Alexa menatap gadis berambut sebahu itu. Sedikit mengintip dari pungung Daffa. Ia sangat yakin gadis asing itu setidaknya lebih mengenal Daffa dalam artian saling mengenal. Alexa mengingit bibir bawahnya. Tangannya sudah memengang erat seragam Daffa.

"Tujuan lo apa kesini?" tanya Daffa sedikit sinis sambil mengarahkan arah ke arah Alexa. Ia menarik gadis berkepang itu kedekatnya.

"Kita perlu ngobrol sebentar."

Daffa menghela nafas panjang kembali menatap Chelsea seolah memberi isyarat melalui gerakan mata ada gadis yang saat ini bersamanya. 

Chelsea diam sejenak memperhatikan Alexa. Entah kenapa wajah gadis itu menjadi pucat. Saat ini Daffa merengkuh gadis itu seolah menengkan. Tak bisa dipungkiri terlihat ketakutan. 

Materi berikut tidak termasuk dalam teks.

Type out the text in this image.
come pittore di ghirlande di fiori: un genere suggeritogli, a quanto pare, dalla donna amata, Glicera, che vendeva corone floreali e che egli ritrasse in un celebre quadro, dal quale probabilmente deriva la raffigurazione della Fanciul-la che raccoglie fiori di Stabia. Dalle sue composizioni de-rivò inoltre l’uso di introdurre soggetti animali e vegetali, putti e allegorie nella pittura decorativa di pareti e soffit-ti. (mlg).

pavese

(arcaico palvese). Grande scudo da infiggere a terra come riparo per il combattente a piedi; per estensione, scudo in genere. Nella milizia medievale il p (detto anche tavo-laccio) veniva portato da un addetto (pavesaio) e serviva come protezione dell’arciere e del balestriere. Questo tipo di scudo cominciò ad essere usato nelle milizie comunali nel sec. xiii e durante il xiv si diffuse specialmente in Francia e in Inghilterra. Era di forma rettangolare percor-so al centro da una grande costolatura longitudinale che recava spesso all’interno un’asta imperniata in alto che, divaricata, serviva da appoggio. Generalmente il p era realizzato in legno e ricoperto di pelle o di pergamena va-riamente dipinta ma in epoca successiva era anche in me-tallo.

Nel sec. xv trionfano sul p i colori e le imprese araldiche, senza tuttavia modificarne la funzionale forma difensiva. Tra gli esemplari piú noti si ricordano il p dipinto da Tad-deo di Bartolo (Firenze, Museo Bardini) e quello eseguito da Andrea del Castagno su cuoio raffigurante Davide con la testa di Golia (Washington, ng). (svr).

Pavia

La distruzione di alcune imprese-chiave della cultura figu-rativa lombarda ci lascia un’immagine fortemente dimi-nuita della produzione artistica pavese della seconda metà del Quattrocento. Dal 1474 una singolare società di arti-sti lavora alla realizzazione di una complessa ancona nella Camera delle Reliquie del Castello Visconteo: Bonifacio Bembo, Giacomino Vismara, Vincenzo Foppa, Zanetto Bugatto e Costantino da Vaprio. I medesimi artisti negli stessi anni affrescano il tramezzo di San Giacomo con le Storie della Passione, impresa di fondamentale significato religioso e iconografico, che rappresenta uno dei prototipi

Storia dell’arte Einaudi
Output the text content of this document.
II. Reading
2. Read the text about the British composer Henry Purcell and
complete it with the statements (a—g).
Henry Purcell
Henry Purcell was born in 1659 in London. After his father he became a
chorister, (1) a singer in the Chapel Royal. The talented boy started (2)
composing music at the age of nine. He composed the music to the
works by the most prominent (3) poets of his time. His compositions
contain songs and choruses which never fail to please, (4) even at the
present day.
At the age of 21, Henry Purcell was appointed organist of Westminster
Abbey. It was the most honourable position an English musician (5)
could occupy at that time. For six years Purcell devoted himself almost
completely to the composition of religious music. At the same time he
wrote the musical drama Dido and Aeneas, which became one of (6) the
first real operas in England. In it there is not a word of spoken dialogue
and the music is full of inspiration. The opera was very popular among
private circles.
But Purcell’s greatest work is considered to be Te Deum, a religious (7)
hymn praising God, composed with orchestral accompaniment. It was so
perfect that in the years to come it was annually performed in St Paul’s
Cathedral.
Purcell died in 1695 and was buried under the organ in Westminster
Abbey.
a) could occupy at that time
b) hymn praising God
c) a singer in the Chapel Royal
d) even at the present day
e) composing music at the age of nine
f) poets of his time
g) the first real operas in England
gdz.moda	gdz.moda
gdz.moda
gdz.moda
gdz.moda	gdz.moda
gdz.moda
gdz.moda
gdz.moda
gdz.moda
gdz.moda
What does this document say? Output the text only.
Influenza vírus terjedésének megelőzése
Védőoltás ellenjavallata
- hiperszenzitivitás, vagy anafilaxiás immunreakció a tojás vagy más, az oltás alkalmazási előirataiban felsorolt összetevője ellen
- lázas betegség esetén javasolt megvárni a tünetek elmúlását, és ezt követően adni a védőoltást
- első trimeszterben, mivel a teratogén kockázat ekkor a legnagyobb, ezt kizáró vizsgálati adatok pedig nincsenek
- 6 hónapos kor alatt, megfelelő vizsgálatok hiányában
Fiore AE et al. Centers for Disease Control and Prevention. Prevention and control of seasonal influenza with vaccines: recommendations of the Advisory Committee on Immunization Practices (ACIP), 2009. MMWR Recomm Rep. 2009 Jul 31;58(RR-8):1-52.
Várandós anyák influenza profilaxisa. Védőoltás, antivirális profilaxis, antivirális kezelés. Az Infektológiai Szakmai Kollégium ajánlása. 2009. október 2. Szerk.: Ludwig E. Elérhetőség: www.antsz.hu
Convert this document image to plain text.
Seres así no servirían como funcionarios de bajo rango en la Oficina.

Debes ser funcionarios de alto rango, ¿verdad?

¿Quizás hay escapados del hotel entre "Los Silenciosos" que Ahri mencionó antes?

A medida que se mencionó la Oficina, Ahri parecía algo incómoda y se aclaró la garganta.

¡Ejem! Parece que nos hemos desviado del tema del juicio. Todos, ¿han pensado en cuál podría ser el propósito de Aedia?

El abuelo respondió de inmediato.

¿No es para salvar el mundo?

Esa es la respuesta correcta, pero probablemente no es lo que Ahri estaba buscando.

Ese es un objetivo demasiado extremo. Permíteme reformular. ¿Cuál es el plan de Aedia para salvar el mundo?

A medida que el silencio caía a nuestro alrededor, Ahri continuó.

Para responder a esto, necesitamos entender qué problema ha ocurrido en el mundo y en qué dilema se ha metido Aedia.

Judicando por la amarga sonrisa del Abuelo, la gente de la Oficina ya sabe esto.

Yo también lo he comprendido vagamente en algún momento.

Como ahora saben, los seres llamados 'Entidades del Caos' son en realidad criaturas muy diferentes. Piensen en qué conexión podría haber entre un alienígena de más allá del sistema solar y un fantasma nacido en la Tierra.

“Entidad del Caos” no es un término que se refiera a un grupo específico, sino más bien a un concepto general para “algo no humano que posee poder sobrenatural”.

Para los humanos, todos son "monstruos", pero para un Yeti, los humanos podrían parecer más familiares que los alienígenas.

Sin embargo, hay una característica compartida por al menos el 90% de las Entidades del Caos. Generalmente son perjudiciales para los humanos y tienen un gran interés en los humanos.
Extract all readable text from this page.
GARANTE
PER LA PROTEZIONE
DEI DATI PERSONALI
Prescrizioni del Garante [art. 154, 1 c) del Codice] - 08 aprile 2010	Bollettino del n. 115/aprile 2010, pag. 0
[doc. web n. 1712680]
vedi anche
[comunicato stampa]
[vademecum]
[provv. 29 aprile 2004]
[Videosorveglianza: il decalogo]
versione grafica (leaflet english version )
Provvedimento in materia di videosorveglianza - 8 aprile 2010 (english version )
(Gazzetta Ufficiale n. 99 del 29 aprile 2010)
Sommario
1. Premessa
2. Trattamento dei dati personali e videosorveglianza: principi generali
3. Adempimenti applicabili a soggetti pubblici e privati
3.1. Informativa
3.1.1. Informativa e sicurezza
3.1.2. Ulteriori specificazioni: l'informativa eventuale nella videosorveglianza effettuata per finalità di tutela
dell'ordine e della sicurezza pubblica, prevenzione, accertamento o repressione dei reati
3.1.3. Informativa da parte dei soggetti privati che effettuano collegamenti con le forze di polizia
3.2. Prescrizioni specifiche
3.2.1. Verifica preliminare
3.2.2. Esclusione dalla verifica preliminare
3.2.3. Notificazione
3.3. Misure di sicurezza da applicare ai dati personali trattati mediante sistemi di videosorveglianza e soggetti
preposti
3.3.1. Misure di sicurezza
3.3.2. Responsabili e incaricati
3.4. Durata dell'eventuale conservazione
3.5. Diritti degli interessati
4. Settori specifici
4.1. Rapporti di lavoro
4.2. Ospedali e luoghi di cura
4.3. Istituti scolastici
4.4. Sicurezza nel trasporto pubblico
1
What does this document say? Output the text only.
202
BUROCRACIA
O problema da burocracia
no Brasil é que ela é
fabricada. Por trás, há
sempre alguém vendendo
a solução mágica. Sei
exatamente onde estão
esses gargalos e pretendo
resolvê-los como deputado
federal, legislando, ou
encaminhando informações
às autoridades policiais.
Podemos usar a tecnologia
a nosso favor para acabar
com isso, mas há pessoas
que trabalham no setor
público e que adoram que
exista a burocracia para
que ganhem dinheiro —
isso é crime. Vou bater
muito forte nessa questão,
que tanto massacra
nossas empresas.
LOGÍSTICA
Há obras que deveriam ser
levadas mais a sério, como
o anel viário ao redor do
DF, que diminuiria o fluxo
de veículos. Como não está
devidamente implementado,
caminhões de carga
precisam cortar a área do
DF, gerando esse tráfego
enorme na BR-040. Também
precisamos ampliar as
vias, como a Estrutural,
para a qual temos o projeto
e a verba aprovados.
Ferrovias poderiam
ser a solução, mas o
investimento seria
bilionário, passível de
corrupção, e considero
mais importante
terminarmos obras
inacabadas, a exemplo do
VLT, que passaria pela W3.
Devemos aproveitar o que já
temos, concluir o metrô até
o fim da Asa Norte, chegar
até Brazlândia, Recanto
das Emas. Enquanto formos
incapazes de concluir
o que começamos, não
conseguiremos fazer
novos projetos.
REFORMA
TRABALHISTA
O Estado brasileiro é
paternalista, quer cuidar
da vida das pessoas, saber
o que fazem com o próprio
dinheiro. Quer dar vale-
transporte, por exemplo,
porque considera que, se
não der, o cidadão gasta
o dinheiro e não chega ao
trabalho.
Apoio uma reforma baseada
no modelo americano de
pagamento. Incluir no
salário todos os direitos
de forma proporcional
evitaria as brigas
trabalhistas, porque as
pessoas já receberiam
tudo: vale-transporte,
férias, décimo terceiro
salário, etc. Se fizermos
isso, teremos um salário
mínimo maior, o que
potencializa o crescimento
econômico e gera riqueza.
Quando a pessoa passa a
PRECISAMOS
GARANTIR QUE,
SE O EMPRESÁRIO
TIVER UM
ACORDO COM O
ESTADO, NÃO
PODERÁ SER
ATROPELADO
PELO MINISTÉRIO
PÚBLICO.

Alexa hanya takut mengingat kejadian waktu itu. Tak disadari, Daffa didekati oleh seorang gadis. Keduanya seolah sudah dekat hingga gadis itu mengira Daffa lah lebih memprioritaskan Alexa, meski hanyalah sahabat. Hinga hari dimana Alexa menjadi korban.

Saat ini kejadiannya hampir sama. Alexa tiba-tiba takut jika gadis dihadapanya ini juga salah satu gadis yang mendekati Daffa. Sama halnya dengan Tifanny. Tetapi bedanya, Alexa tak akan takut kepada gadis yang bernama Tiffany. Atmosfernya berbeda.

"Eh. Eh. Main peluk." 

Ketiganya mengalihkan arah. Disana ada Arsen yang tiba-tiba mencairkan suasana. Lelaki itu berdiri ditengah ketiganya tepat didekat Alexa.

"Kamu sakit?" ujarnya bertanya ke Alexa sambil memengang bahunya. Dingin. Gadis itu tidak menjawab. Begitu pula juga dengan Daffa semakin mengeratkan posisinya. "Eh itu pacar gue ya!!" lanjut Arsen berseru mengarah ke Daffa.

Daffa hanya berdehem. "Udah tau."

"Biarin dia pulang sama gue." 

"Enak aja! Dari awal dia pulang bareng gue!" balas Daffa tak mau kalah. "Chelsea lo taruh mana? Kasihan tuh anak orang!"

"Ya sama lo lah."

"Siapa lo? Selebgram?" gertak Daffa.   "Biasanya juga bareng lo. Jangan sok care didepan pacar." Daffa tertawa nyaring. Lelaki itu meningalkan kedua orang itu tanpa berpamitan.

Tak membuang waktu lebih banyak meningat kondisi Alexa juga butuh istirahat.